Private Healthcare Does Not Lead To Better Quality, Ethics
In 2021-22, 54% of all PMJAY claims were from the private sector, according to PMJAY’s annual report. While the average claim was Rs 9,045 in public hospitals, it was Rs. 13,730 in private facilities. Public health experts often cautioned (here, here and here) against this reliance on the private health care system to provide ethical and quality care when it is largely unregulated.
Over the years, private hospitals have prescribed unnecessary medical procedures when patients have health insurance coverage. There have been multiple investigations and studies, for instance, about unnecessary hysterectomies (surgical removal of uterus), conducted by private hospitals in Bihar, Rajasthan and Andhra Pradesh, under state schemes and RSBY for financial gain.
Since then there have been efforts to restrict hysterectomies in private hospitals. A 2020 analysis by the National Health Authority showed that almost 70% of all hysterectomies are conducted in the private sector and more than 75% of the claims are from the six states of Chhattisgarh, Uttar Pradesh, Jharkhand, Gujarat, Maharashtra and Karnataka; and 23% of hysterectomies were performed on women younger than 39 years.
Similarly, 29% of all deliveries under PMJAY are done through caesarean section, much higher than the World Health Organisation (WHO) ideal rate of caesarean section, which is between 10-15%. Further, 63% of caesarean sections under PMJAY are done in the private sector, while the majority of normal deliveries (78%) are done in the public sector, noted Sulakshana Nandi, in the DAWN discussion report we mentioned earlier.

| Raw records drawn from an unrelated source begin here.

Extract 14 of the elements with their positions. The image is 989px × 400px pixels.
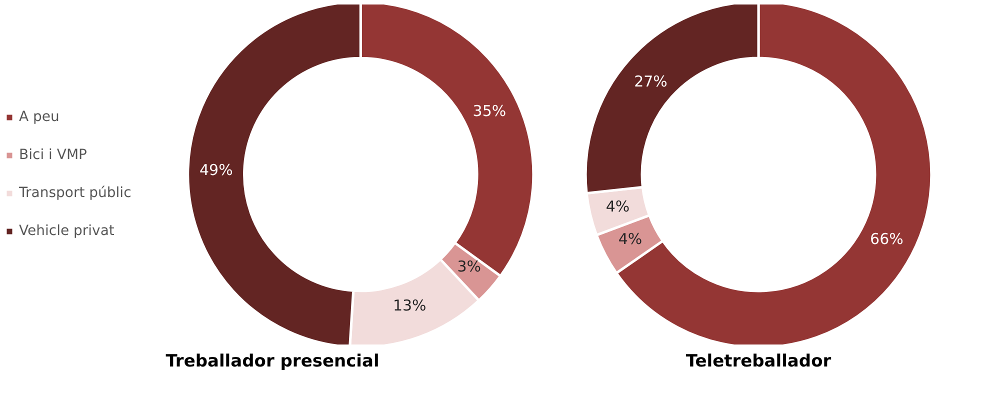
text: Treballador presencial [166, 352, 380, 372]
data-label: 49% [199, 161, 233, 180]
data-label: 3% [457, 258, 482, 276]
data-label: 4% [606, 198, 630, 216]
legend-label: A peu [19, 109, 60, 125]
legend-label: Transport públic [19, 185, 132, 201]
legend-label: Vehicle privat [19, 223, 114, 239]
data-label: 13% [392, 296, 426, 315]
text: Teletreballador [686, 352, 832, 372]
data-label: 27% [634, 72, 668, 90]
data-label: 4% [618, 230, 642, 248]
data-label: 35% [472, 102, 506, 120]
legend-label: Bici i VMP [19, 147, 87, 163]
data-label: 66% [870, 230, 904, 248]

In a 2023 paper published in the Journal of Economic Perspectives, economists Jishnu Das from Georgetown University and Quy-Toan Do from the World Bank, analysed the performance of publicly funded health insurance in low and middle income countries for 20 years and found that while these schemes increased financial protection and utilisation of medical services, they did not led to better health outcomes.

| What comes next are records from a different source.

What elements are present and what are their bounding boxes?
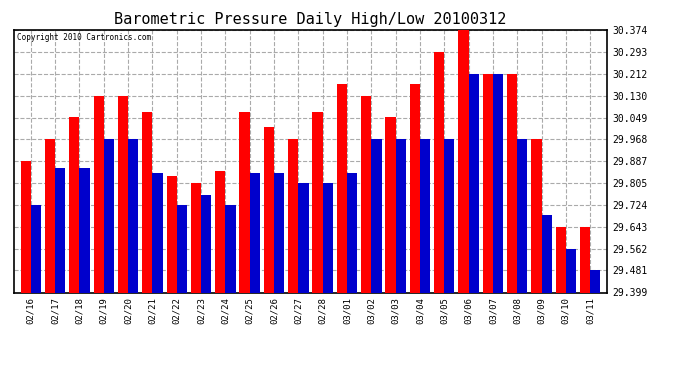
- Text: Copyright 2010 Cartronics.com: Copyright 2010 Cartronics.com: [17, 33, 151, 42]
- Bar: [104, 139, 114, 292]
- Bar: [215, 171, 226, 292]
- Bar: [590, 270, 600, 292]
- Bar: [580, 227, 590, 292]
- Bar: [469, 74, 479, 292]
- Bar: [152, 173, 163, 292]
- Bar: [274, 173, 284, 292]
- Bar: [361, 96, 371, 292]
- Bar: [250, 173, 260, 292]
- Bar: [566, 249, 576, 292]
- Bar: [483, 74, 493, 292]
- Bar: [323, 183, 333, 292]
- Bar: [313, 112, 323, 292]
- Bar: [493, 74, 503, 292]
- Bar: [239, 112, 250, 292]
- Bar: [410, 84, 420, 292]
- Title: Barometric Pressure Daily High/Low 20100312: Barometric Pressure Daily High/Low 20100…: [115, 12, 506, 27]
- Bar: [118, 96, 128, 292]
- Bar: [31, 205, 41, 292]
- Bar: [166, 177, 177, 292]
- Bar: [458, 30, 469, 292]
- Bar: [555, 227, 566, 292]
- Bar: [531, 139, 542, 292]
- Bar: [128, 139, 138, 292]
- Bar: [21, 161, 31, 292]
- Bar: [79, 168, 90, 292]
- Bar: [142, 112, 152, 292]
- Bar: [518, 139, 527, 292]
- Bar: [94, 96, 104, 292]
- Bar: [395, 139, 406, 292]
- Bar: [347, 173, 357, 292]
- Bar: [444, 139, 455, 292]
- Bar: [337, 84, 347, 292]
- Bar: [542, 215, 552, 292]
- Bar: [55, 168, 66, 292]
- Bar: [434, 52, 444, 292]
- Bar: [298, 183, 308, 292]
- Bar: [45, 139, 55, 292]
- Bar: [191, 183, 201, 292]
- Bar: [226, 205, 235, 292]
- Bar: [264, 128, 274, 292]
- Bar: [177, 205, 187, 292]
- Bar: [69, 117, 79, 292]
- Bar: [201, 195, 211, 292]
- Bar: [386, 117, 395, 292]
- Bar: [507, 74, 518, 292]
- Bar: [420, 139, 430, 292]
- Bar: [288, 139, 298, 292]
- Bar: [371, 139, 382, 292]
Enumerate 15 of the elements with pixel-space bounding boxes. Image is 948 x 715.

Some of the reasons cited by the authors are that health insurance schemes often led to unnecessary care and new sources of uncertainty because patients signed up with such schemes did not know if their insurance would be honoured or they would be correctly treated.

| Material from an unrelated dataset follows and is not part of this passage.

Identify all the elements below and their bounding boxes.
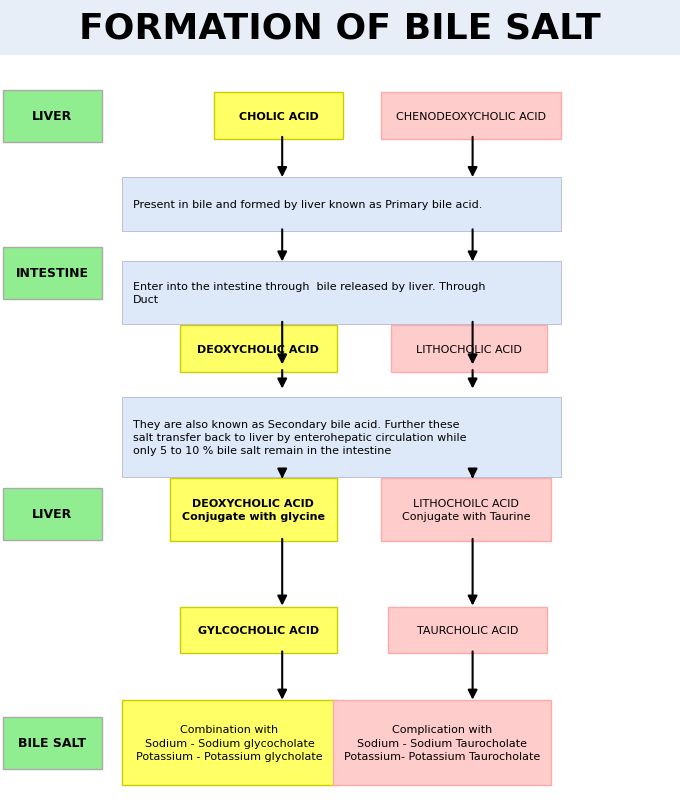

“Without regulating the private sector, it is very difficult for health insurance to improve health outcomes in those schemes that rely on private sector care,” Das told Article 14. “And yes, in India the insurance scheme has increased the engagement with the private sector without sufficient precaution. The specific problem we point to is how to price the care you receive from the private sector, without it leading to too much or too little care.”
Government Funds Diverted To Private Hospitals
Despite the fact that public hospitals cater to more vulnerable groups and women, the private sector has received a larger proportion of PMJAY funds. These funds could have been used to improve the public sector, public health, activists argued.
The June 2023 paper published in Lancet Regional Health, mentioned previously, explored this argument and found the government health expenditure had not increased in parallel to funds allocated to PMJAY. In 2019-20, as the overall health budget increased by 16.3% compared to the previous year, funds allocated to PMJAY increased by 166%, the paper noted.
The union government’s focus on an insurance model to reduce out-of-pocket expenditure without investing in public health facilities shows misplaced priorities, said Mukhopadhyay, the health economist from the Jindal School of Government and Public Policy.
“There is no evidence that PMJAY works,” said Mukhopadhyay. “The evidence we have shows that it is exclusionary and does not include the most marginalised sections of society.”
(Swagata Yadavar is an independent journalist based in Ahmedabad, writing on healthcare, gender and development.)